Two weeks ago, the United States Supreme Court decided on the Abigail Fisher v. The University of Texas at Austin case, and it shocked many of us watching. Actually, “decided” is, perhaps, an inaccurate term. Rather than making a decision that the use of race in the University of Texas’s diversity-initiative based admissions policy is justified or not justified, the Supreme Court punted the case back down to the lower courts, arguing that the lower courts did not sufficiently analyze the case against an earlier decided case, Grutter v. Bollinger.
The decision reads, “Because the Fifth circuit did not hold the University to the demanding burden of strict scrutiny articulated in Grutter and the Regents of Univ. of Cal. v. Bakke, 438 U.S. 265, its decision affirming the District Court’s grant of summary judgement to the University was incorrect. Pp. 5-13.”
All of this was murky for me and so, I decided to call a good friend, Dr. Sekou Franklin, Civil Rights and Voting Rights activist, community activist, and Associate Professor of Political Science.
Da Hype 1: Thanks for speaking with me on this topic, Dr. Franklin. I know the Voting Rights case more specifically addresses your area of expertise, but I am curious to know your thoughts on Fisher v. The University of Texas and the Supreme Court’s decision to punt it back down to the lower courts.
Dr. Sekou Franklin: Basically, Fisher v. the University of Texas at Austin is the third major Supreme Court decision that deals specifically with Affirmative Action in higher education. The first two were in 2003 and the Supreme Court combined the cases, so people often speak of them as one case: the Grutter case from the University of Michigan.
A little background: The University of Texas has an admissions policy where they typically accept students across the board of research standards. Then, they reserve a few spots [for students] where they take race in consideration, along with other factors. The Fisher case was actually brought by a young woman whose attorney has a history litigating cases that are against Voters’ Rights. That is the connection between the [two cases]. There is a famous redistricting case in the mid-nineties that effectively attacked what’s called majority-minority districts, or districts that are drawn to fairly represent African Americans called Bush v. Vera. And, that attorney essentially has strong linkages to that case and he also has a strong linkage to the Shelby County [Voters’ Rights] case.
Da Hype 1: I did not know that. So, he was invested in both the Fisher case and the Voting Rights case?
Dr. Franklin: Yes, he was invested in them both. And, he will probably be the major link between other cases that try to eliminate diversity-based programs.

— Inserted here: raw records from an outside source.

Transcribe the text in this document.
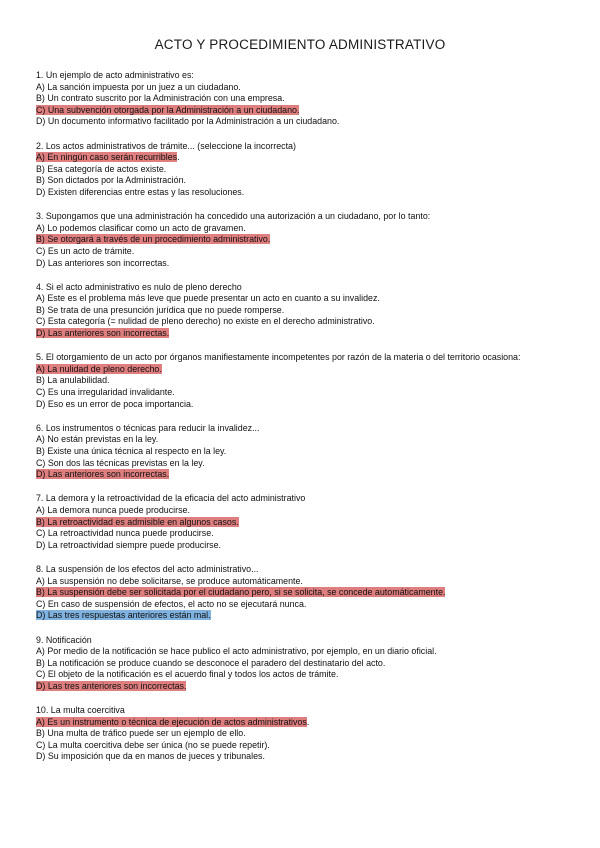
ACTO Y PROCEDIMIENTO ADMINISTRATIVO
1. Un ejemplo de acto administrativo es:
A) La sanción impuesta por un juez a un ciudadano.
B) Un contrato suscrito por la Administración con una empresa.
C) Una subvención otorgada por la Administración a un ciudadano.
D) Un documento informativo facilitado por la Administración a un ciudadano.
2. Los actos administrativos de trámite... (seleccione la incorrecta)
A) En ningún caso serán recurribles.
B) Esa categoría de actos existe.
B) Son dictados por la Administración.
D) Existen diferencias entre estas y las resoluciones.
3. Supongamos que una administración ha concedido una autorización a un ciudadano, por lo tanto:
A) Lo podemos clasificar como un acto de gravamen.
B) Se otorgará a través de un procedimiento administrativo.
C) Es un acto de trámite.
D) Las anteriores son incorrectas.
4. Si el acto administrativo es nulo de pleno derecho
A) Este es el problema más leve que puede presentar un acto en cuanto a su invalidez.
B) Se trata de una presunción jurídica que no puede romperse.
C) Esta categoría (= nulidad de pleno derecho) no existe en el derecho administrativo.
D) Las anteriores son incorrectas.
5. El otorgamiento de un acto por órganos manifiestamente incompetentes por razón de la materia o del territorio ocasiona:
A) La nulidad de pleno derecho.
B) La anulabilidad.
C) Es una irregularidad invalidante.
D) Eso es un error de poca importancia.
6. Los instrumentos o técnicas para reducir la invalidez...
A) No están previstas en la ley.
B) Existe una única técnica al respecto en la ley.
C) Son dos las técnicas previstas en la ley.
D) Las anteriores son incorrectas.
7. La demora y la retroactividad de la eficacia del acto administrativo
A) La demora nunca puede producirse.
B) La retroactividad es admisible en algunos casos.
C) La retroactividad nunca puede producirse.
D) La retroactividad siempre puede producirse.
8. La suspensión de los efectos del acto administrativo...
A) La suspensión no debe solicitarse, se produce automáticamente.
B) La suspensión debe ser solicitada por el ciudadano pero, si se solicita, se concede automáticamente.
C) En caso de suspensión de efectos, el acto no se ejecutará nunca.
D) Las tres respuestas anteriores están mal.
9. Notificación
A) Por medio de la notificación se hace publico el acto administrativo, por ejemplo, en un diario oficial.
B) La notificación se produce cuando se desconoce el paradero del destinatario del acto.
C) El objeto de la notificación es el acuerdo final y todos los actos de trámite.
D) Las tres anteriores son incorrectas.
10. La multa coercitiva
A) Es un instrumento o técnica de ejecución de actos administrativos.
B) Una multa de tráfico puede ser un ejemplo de ello.
C) La multa coercitiva debe ser única (no se puede repetir).
D) Su imposición que da en manos de jueces y tribunales.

So, the Supreme Court remanded the Fisher case back to the lower courts, and in doing that, they confirmed that race in admissions is an important consideration. This is the same statement made in the 2003 Grutter case that I mentioned earlier, and in the Bakke case in 1978. In all of these cases–the Fisher case, the Grutter case, and the Bakke case–the Supreme Court effectively said that diversity-based programs, or what we call Affirmative Action are all important factors. However, and the big “however” as it is related to the Fisher case, is that the lower courts, when accepting that diversity is an important factor, must offer a really good rationale (what is called a strict standard) or reason for using race in an admissions process.
I see the court case as a double-edged sword: Given that it is a conservative court, [and] until we can mobilize in a more effective way, it might be the best option that we can hope for. It still allows for some mobilization in support of Affirmative Action that can take place because it’s going to come back again, more or less.
The most damaging part [of this decision] is, from my perspective, Clarence Thomas’ opinion, because he likened Affirmative Action to slavery and used words like “racial engineering.” I think that is the most damaging part of the decision.
Da Hype 1: What was most astonishing to me about the Fisher case is that it ever made it to the Supreme Court in the first place. From my understanding, Abigail Fisher was not that strong of a student and that was why I was surprised that it made it all the way to the Supreme Court. What are your thoughts on that?
Dr. Franklin: Even in the Bakke case in 1978, he wasn’t that great of a student. They don’t involve the best students, they just involve someone who has a really strong financial backing.
Overall, I think the decision is not good for Civil Rights, but I don’t think it is catastrophic because the courts are so conservative and it can bide some time, particularly for young people to try to mobilize behind diversity–based programs.